The latest U.S. bank data published by the FDIC reveals that the protracted decline in credit card outstandings may be coming to an end, charge-off rates are continuing to fall, and credit card line utilization rates are relatively unchanged.
- Between end-3Q11 and end-3Q12, credit card outstandings rose by 0.2%. This small increase follows a steady series of y/y declines in the years following the financial crisis. The largest three issuers (Chase, Bank of America and Citibank), which still account for more than half of outstandings, reported a 7% y/y decline, as charge-offs and portfolio sales continue to outstrip new loan growth. On the other hand, large regional banks (see note at the bottom of the blog) increased outstandings 6% y/y, led by TD Bank (+22%) and SunTrust (+19%). Looking into 2013, it is likely that outstandings will grow modestly as regional banks and, to a lesser extent, “monolines” pursue loan growth, and as the top three issuers move towards the end of their portfolio deleveraging. However, much will depend on the demand for credit. This demand is significantly influenced by macroeconomic trends and consumer confidence, both of which are fragile at present.

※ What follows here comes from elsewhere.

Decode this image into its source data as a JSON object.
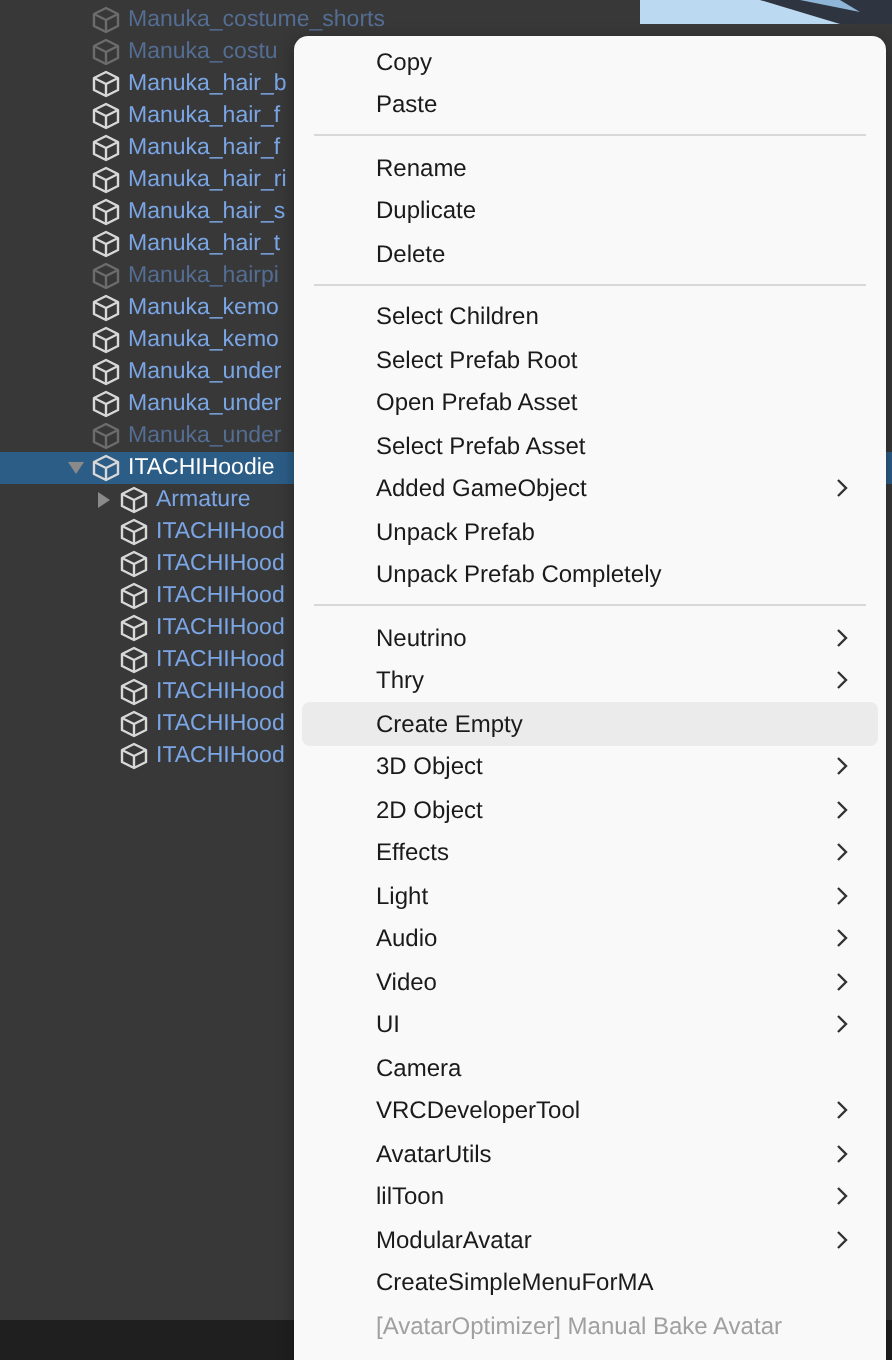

- Credit cards lines fell 2% in the year to end-3Q12. The top three issuers reduced card lines by 6% while regional banks increased lines by 8%. Movements in credit cards lines tend to match outstandings very closely. In 3Q12, credit card utilization (credit card outstandings as percentage of credit card lines) was 21.5%, and this measure has remained in the 20.5%-22.5% range in recent years. This consistent credit card utilization ratio implies that if issuers increase credit card lines, outstandings growth will follow. The following table highlights some regional banks that have grown credit card lines over the past year at double-digit rates:
- Credit card issuers continue to benefit from reductions in charge-offs, which fell 31% in the year to end-3Q12. The average charge-off rate fell 174 basis points (bps) y/y and 12 bps on a linked-quarter basis, to 4.04% in 3Q12. Charge-off rates are now at or below historic averages for many leading issuers, and are not expected to fall much further. In fact, as issuers look to build outstandings and grow revenues in 2013, there may be some upward pressure on charge-off rates, depending on how aggressively issuers open the lending spigot.
(Note: Regional bank category includes the following banks: Bank of the West, BB&T, BBVA Compass, BMO Harris , Fifth Third, PNC, RBS Citizens, Regions, SunTrust, TD Bank, U.S. Bank, and Wells Fargo.)